Islamic Research Foundation International, Inc.
7102 W. Shefford Lane
Louisville, KY 40242-6462, U.S.A.



"5% think, 10% think they think, 85% would rather die than think." Anonymous

"Arguments, like men, are often pretenders." — Plato


Critical thinking is the intellectually disciplined process of actively and skillfully conceptualizing, applying, analyzing, synthesizing, and/or evaluating information gathered from, or generated by, observation, experience, reflection, reasoning, or communication, as a guide to belief and action (A draft statement by Michael Scriven and Richard Paul for the National Council for Excellence in Critical Thinking. (1)

Critical thinking is the ability to engage in reasoned discourse with intellectual standards such as clarity, accuracy, precision, and logic, and to use analytic skills with a fundamental value orientation that emphasizes intellectual humility, intellectual integrity, and fair-mindedness. (2)

Critical thinking is defined as reflective skepticism. Critical thinking is a way to approach problems and make decisions



By using critical thinking one can enjoy benefits throughout one’s long life. Experience dictates that critical thinking is essential to both effective learning and productive living.

Mankind is going through the information age where ideas are plentiful. However what is lacking is the ability to evaluate ideas in a constructive manner. People with reasoning skills across a variety of situations will find jobs waiting for them. It is paramount to make the students learn how to think critically so that they can become most marketable.  Current jobs and future jobs will be displaced by new technologies. The vital requirement for future jobs will be the ability to think critically.  Fluctuations in the job market means that tomorrow's workers in order to survive should learn new skills. One should decide which skills are worth learning. Such decisions require critical thinking. Critical thinking means "involving or exercising skilled judgment or observation." Thinking is critical when it evaluates the reasoning behind a decision. Evaluation means that critical thinkers examine the outcomes of thought processes for their positive and negative attributes. But for thinking to be critical, evaluation must be carried forth in a constructive manner (3).

Thinking includes problem solving, decision-making, critical thinking, logical reasoning and creative thinking.  Thinking involves the appropriate use of knowledge, and this ability is not developed spontaneously (hastily). In America educators are emphasizing on enhancing critical thinking. Critical Thinking is an academic "buzz" word.


 Learning to think critically

Critical thinking moves beyond self-centered views of the universe to a broader, more abstract realm. This means expanding thinking beyond the egocentric values and limited life experiences.  In general, one's thinking is more likely to become critical when concrete learning experiences precede abstract thought. (4) 

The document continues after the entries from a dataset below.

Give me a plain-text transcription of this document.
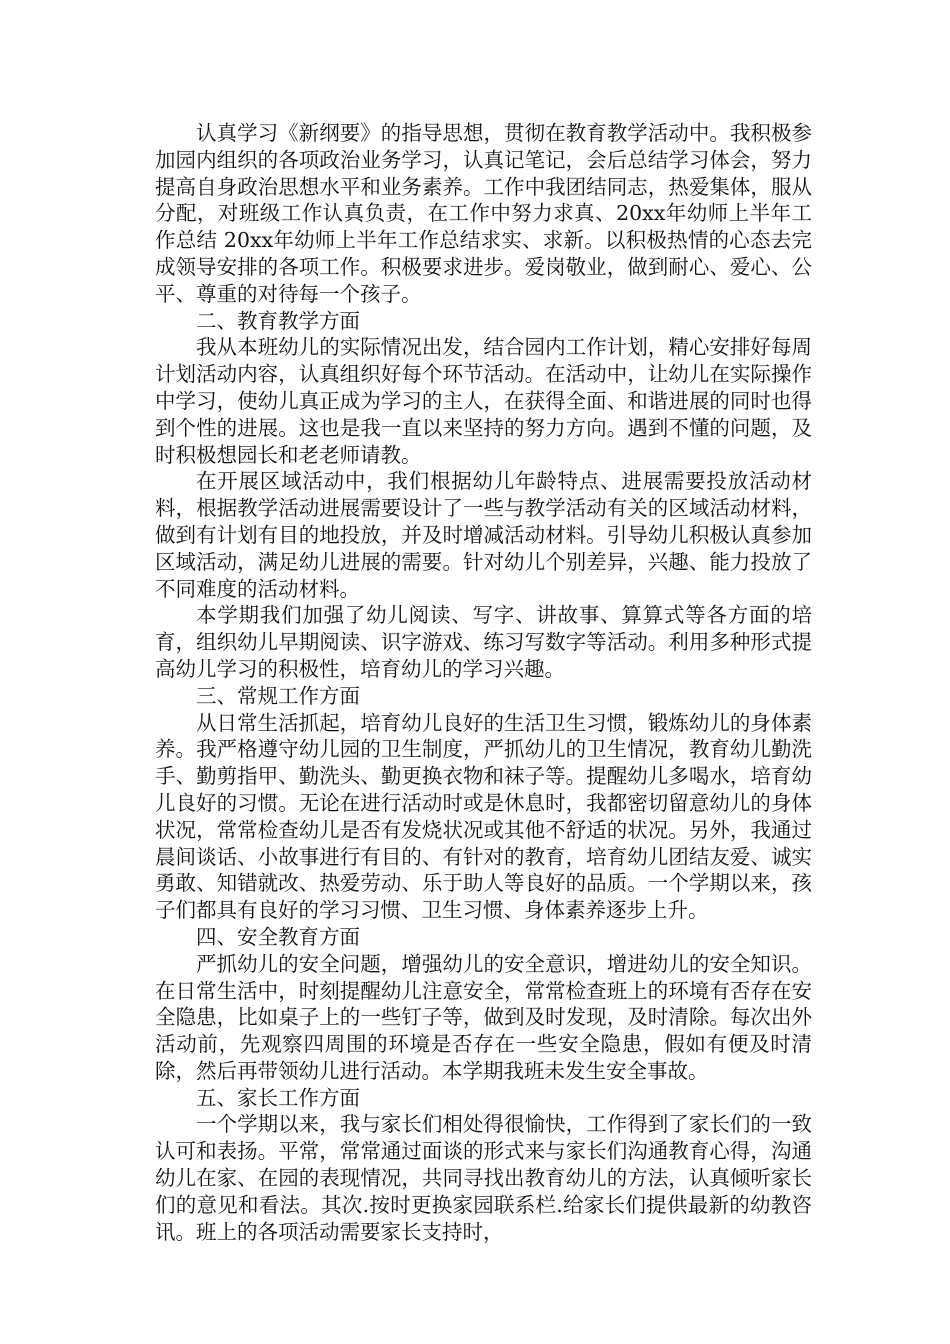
认真学习《新纲要》的指导思想，贯彻在教育教学活动中。我积极参加园内组织的各项政治业务学习，认真记笔记，会后总结学习体会，努力提高自身政治思想水平和业务素养。工作中我团结同志，热爱集体，服从分配，对班级工作认真负责，在工作中努力求真、20xx年幼师上半年工作总结 20xx年幼师上半年工作总结求实、求新。以积极热情的心态去完成领导安排的各项工作。积极要求进步。爱岗敬业，做到耐心、爱心、公平、尊重的对待每一个孩子。

二、教育教学方面

我从本班幼儿的实际情况出发，结合园内工作计划，精心安排好每周计划活动内容，认真组织好每个环节活动。在活动中，让幼儿在实际操作中学习，使幼儿真正成为学习的主人，在获得全面、和谐进展的同时也得到个性的进展。这也是我一直以来坚持的努力方向。遇到不懂的问题，及时积极想园长和老老师请教。

在开展区域活动中，我们根据幼儿年龄特点、进展需要投放活动材料，根据教学活动进展需要设计了一些与教学活动有关的区域活动材料，做到有计划有目的地投放，并及时增减活动材料。引导幼儿积极认真参加区域活动，满足幼儿进展的需要。针对幼儿个别差异，兴趣、能力投放了不同难度的活动材料。

本学期我们加强了幼儿阅读、写字、讲故事、算算式等各方面的培育，组织幼儿早期阅读、识字游戏、练习写数字等活动。利用多种形式提高幼儿学习的积极性，培育幼儿的学习兴趣。

三、常规工作方面

从日常生活抓起，培育幼儿良好的生活卫生习惯，锻炼幼儿的身体素养。我严格遵守幼儿园的卫生制度，严抓幼儿的卫生情况，教育幼儿勤洗手、勤剪指甲、勤洗头、勤更换衣物和袜子等。提醒幼儿多喝水，培育幼儿良好的习惯。无论在进行活动时或是休息时，我都密切留意幼儿的身体状况，常常检查幼儿是否有发烧状况或其他不舒适的状况。另外，我通过晨间谈话、小故事进行有目的、有针对的教育，培育幼儿团结友爱、诚实勇敢、知错就改、热爱劳动、乐于助人等良好的品质。一个学期以来，孩子们都具有良好的学习习惯、卫生习惯、身体素养逐步上升。

四、安全教育方面

严抓幼儿的安全问题，增强幼儿的安全意识，增进幼儿的安全知识。在日常生活中，时刻提醒幼儿注意安全，常常检查班上的环境有否存在安全隐患，比如桌子上的一些钉子等，做到及时发现，及时清除。每次出外活动前，先观察四周围的环境是否存在一些安全隐患，假如有便及时清除，然后再带领幼儿进行活动。本学期我班未发生安全事故。

五、家长工作方面

一个学期以来，我与家长们相处得很愉快，工作得到了家长们的一致认可和表扬。平常，常常通过面谈的形式来与家长们沟通教育心得，沟通幼儿在家、在园的表现情况，共同寻找出教育幼儿的方法，认真倾听家长们的意见和看法。其次.按时更换家园联系栏.给家长们提供最新的幼教咨讯。班上的各项活动需要家长支持时，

Critical thinking can improve one's academic performance by developing an understanding into the arguments and views of others.  For a worker critical thinking skills can improve his/her performance in the workplaceIn daily life critical thinking helps us to avoid making foolish decisions. Critical thinking citizens make good decisions on important social, political and economic issues.  A critical thinking individual is capable of examining his/her assumptions, dogmas, and prejudices.

The purpose of critical thinking is, therefore, to achieve understanding, evaluate viewpoints, and solve problems. Critical thinking is the inquiry (the cognitive processes) we engage in when we seek to understand, evaluate, or resolve.

The terms critical thinking, reflective thinking, and inquiry were primarily used synonymously.  The concept of reflective thinking has been often interpreted as problem solving.  Reflective thinking includes only aspects of what is now called critical thinking. Critical thinking appears to be a subset of problem solving. (5)


Benefits of Critical Thinking

Continuous change and evolution are facts of life. Worldwide political events occur unpredictably and with amazing speed. Economic indicators reflect increased instability in the marketplace. Technological advances continue unabated and scientific discoveries give us new understanding about our world and ourselves. We are living in an information age and the amount of information doubles every four or five years. How do we adapt in these uncomfortable times? How can we make decisions with so much volatility and how will our decisions affect our careers, our families, and ourselves?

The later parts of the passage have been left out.